As negociações abrangem o uso das capacidades produtivas da Ford na Europa e um possível intercâmbio de tecnologias. Essa abordagem reflete um esforço para se adaptar às mudanças no mercado automotivo global e ao fortalecimento das marcas chinesas.
Motivos para buscar um parceiro
A direção da Ford admite abertamente que a empresa está atrasada em relação aos fabricantes chineses no campo dos veículos elétricos, software e sistemas de assistência ao motorista. Os concorrentes chineses implementam soluções digitais mais rapidamente e escalam a produção de modelos elétricos com maior eficiência. Nesse contexto, a Ford vê cada vez mais a colaboração como uma forma de acelerar seu próprio desenvolvimento.

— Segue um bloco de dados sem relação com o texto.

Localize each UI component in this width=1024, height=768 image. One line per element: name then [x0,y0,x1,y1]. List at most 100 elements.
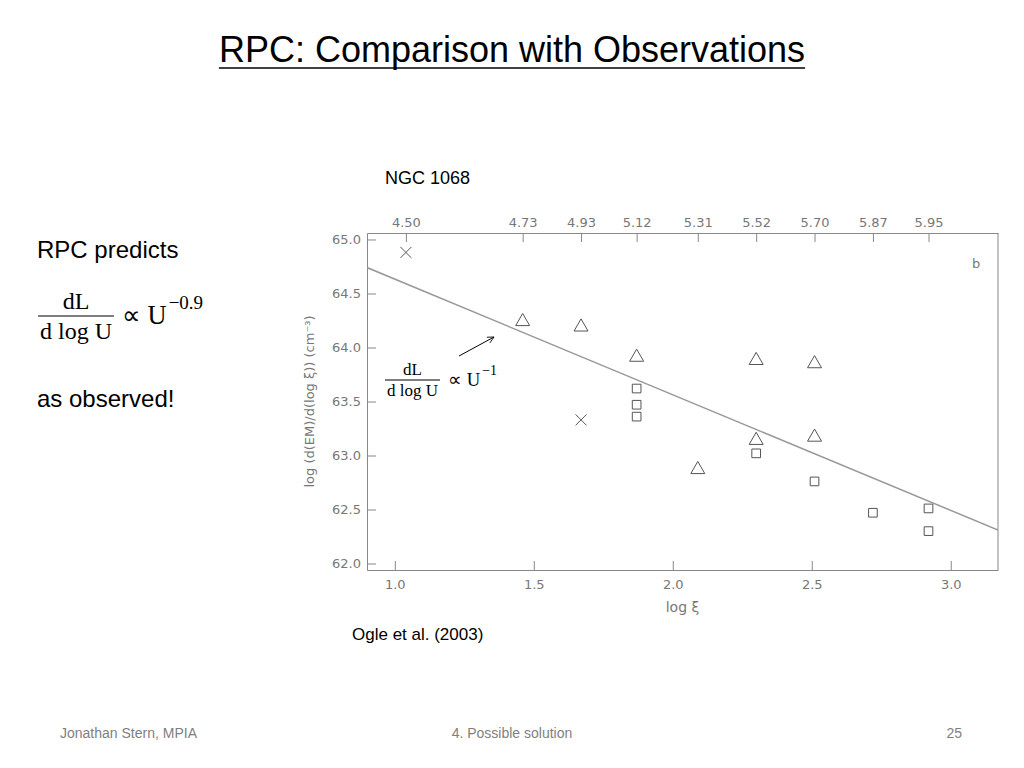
tick-label: 5.70 [801,215,830,230]
tick-label: 62.0 [332,556,361,571]
left-intro: RPC predicts [37,236,178,263]
tick-mark [929,233,930,242]
marker-x [400,247,411,258]
tick: 63.0 [332,448,376,463]
tick-label: 3.0 [941,577,962,592]
tick: 4.73 [509,215,538,242]
tick-mark [523,233,524,242]
tick: 5.87 [859,215,888,242]
tick: 4.93 [567,215,596,242]
tick-label: 2.5 [802,577,823,592]
tick-label: 4.93 [567,215,596,230]
tick-mark [637,233,638,242]
fraction-bar [38,315,114,316]
tick-label: 63.0 [332,448,361,463]
formula-numerator: dL [403,360,422,379]
tick-label: 64.0 [332,340,361,355]
tick-mark [395,561,396,570]
tick-label: 65.0 [332,232,361,247]
tick: 1.0 [385,561,406,592]
marker-square [924,504,933,513]
x-axis-title: log ξ [666,599,700,615]
tick-mark [673,561,674,570]
tick: 2.0 [663,561,684,592]
chart-source: Ogle et al. (2003) [352,625,483,644]
tick-label: 4.50 [392,215,421,230]
tick-mark [812,561,813,570]
annotation-arrow [459,337,494,356]
tick-label: 4.73 [509,215,538,230]
marker-square [632,412,641,421]
marker-triangle [574,319,588,331]
plot-area [367,247,998,535]
tick-mark [581,233,582,242]
formula-denominator: d log U [387,381,438,400]
tick-mark [534,561,535,570]
marker-square [632,384,641,393]
tick: 62.5 [332,502,376,517]
tick-mark [367,564,376,565]
tick-mark [367,293,376,294]
tick-label: 62.5 [332,502,361,517]
left-conclusion: as observed! [37,385,174,412]
tick-label: 63.5 [332,394,361,409]
formula-relation: ∝ U [448,369,481,390]
tick: 3.0 [941,561,962,592]
formula-numerator: dL [63,288,90,314]
formula: dL d log U ∝ U−1 [385,360,497,400]
tick: 64.0 [332,340,376,355]
tick-mark [367,239,376,240]
tick-label: 1.5 [524,577,545,592]
tick: 5.70 [801,215,830,242]
tick-mark [367,510,376,511]
panel-label: b [972,256,980,271]
marker-triangle [749,352,763,364]
y-axis: 62.0 62.5 63.0 63.5 64.0 64.5 65.0 [332,232,376,571]
tick-mark [406,233,407,242]
formula-exponent: −0.9 [169,292,203,313]
tick: 5.31 [684,215,713,242]
tick-mark [698,233,699,242]
footer-page: 25 [946,725,962,741]
slide-title: RPC: Comparison with Observations [219,29,805,70]
tick-label: 5.52 [742,215,771,230]
tick: 62.0 [332,556,376,571]
slide: RPC: Comparison with Observations RPC pre… [0,0,1024,768]
formula-denominator: d log U [40,318,112,344]
marker-square [810,477,819,486]
marker-x [576,414,587,425]
marker-square [869,508,878,517]
formula: dL d log U ∝ U−0.9 [38,288,203,344]
y-axis-title: log (d(EM)/d(log ξ)) (cm⁻³) [302,315,317,487]
formula-exponent: −1 [482,363,497,378]
marker-triangle [630,349,644,361]
tick-label: 2.0 [663,577,684,592]
tick: 2.5 [802,561,823,592]
axis-line [368,233,999,234]
tick-mark [367,402,376,403]
marker-triangle [808,429,822,441]
marker-square [924,527,933,536]
axis-line [368,570,999,571]
tick: 1.5 [524,561,545,592]
x2-axis: 4.504.734.935.125.315.525.705.875.95 [368,215,999,242]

De acordo com fontes do setor, as conversas entre Ford e Geely avançam em várias frentes simultaneamente. O diálogo sobre cooperação produtiva progrediu de forma mais significativa do que as discussões sobre o uso conjunto de tecnologias.
Fábricas europeias e política tarifária
Um dos fatores centrais tem sido a política comercial da União Europeia. A imposição de tarifas adicionais sobre veículos elétricos de origem chinesa complicou significativamente sua exportação direta para a Europa. Por outro lado, os automóveis fabricados dentro da UE ficam isentos dessas restrições.
Nesse cenário, a Geely demonstra interesse pela fábrica da Ford em Valência, na Espanha. A instalação tem capacidade para produzir até 450.000 veículos por ano, mas opera atualmente com carga parcial. Nela é fabricado apenas o modelo Kuga, cujas vendas anuais giram em torno de 130.000 unidades. O restante da capacidade poderia ser utilizado para a produção de veículos Geely.
Benefícios potenciais para as partes
Para a Geely, a localização da produção na Europa permite acessar o mercado da UE sem tarifas adicionais e aumenta a flexibilidade logística. O grupo já possui experiência com estratégias semelhantes, utilizando instalações de parceiros em outras regiões do mundo.
Para a Ford, o principal valor da colaboração pode residir no intercâmbio tecnológico. As marcas chinesas avançaram consideravelmente nos últimos anos em serviços conectados, sistemas de propulsão elétrica e tecnologias de condução automatizada. Essas soluções podem ajudar a Ford a acelerar a renovação de sua linha de modelos.

Mercado americano e restrições
O mercado dos Estados Unidos permanece uma questão à parte. Veículos elétricos produzidos na Europa enfrentam nos EUA uma tarifa de cerca de 15%, enquanto os provenientes da China superam 100%. Isso torna a produção europeia uma opção potencialmente vantajosa também para exportações através do Atlântico.
No entanto, existem barreiras regulatórias. Os Estados Unidos impõem restrições ao uso de tecnologias de veículos conectados ligadas a desenvolvimentos chineses ou russos. Mesmo com montagem local, tais sistemas podem ser proibidos, o que complica a transferência tecnológica direta.
Conclusão
As negociações entre Ford e Geely refletem um processo mais amplo de reestruturação da indústria automotiva mundial. O aproveitamento de fábricas europeias e uma cooperação seletiva podem proporcionar vantagens táticas a ambas as partes. O avanço futuro dessa iniciativa dependerá das condições regulatórias e do grau de disposição das empresas para uma integração mais profunda.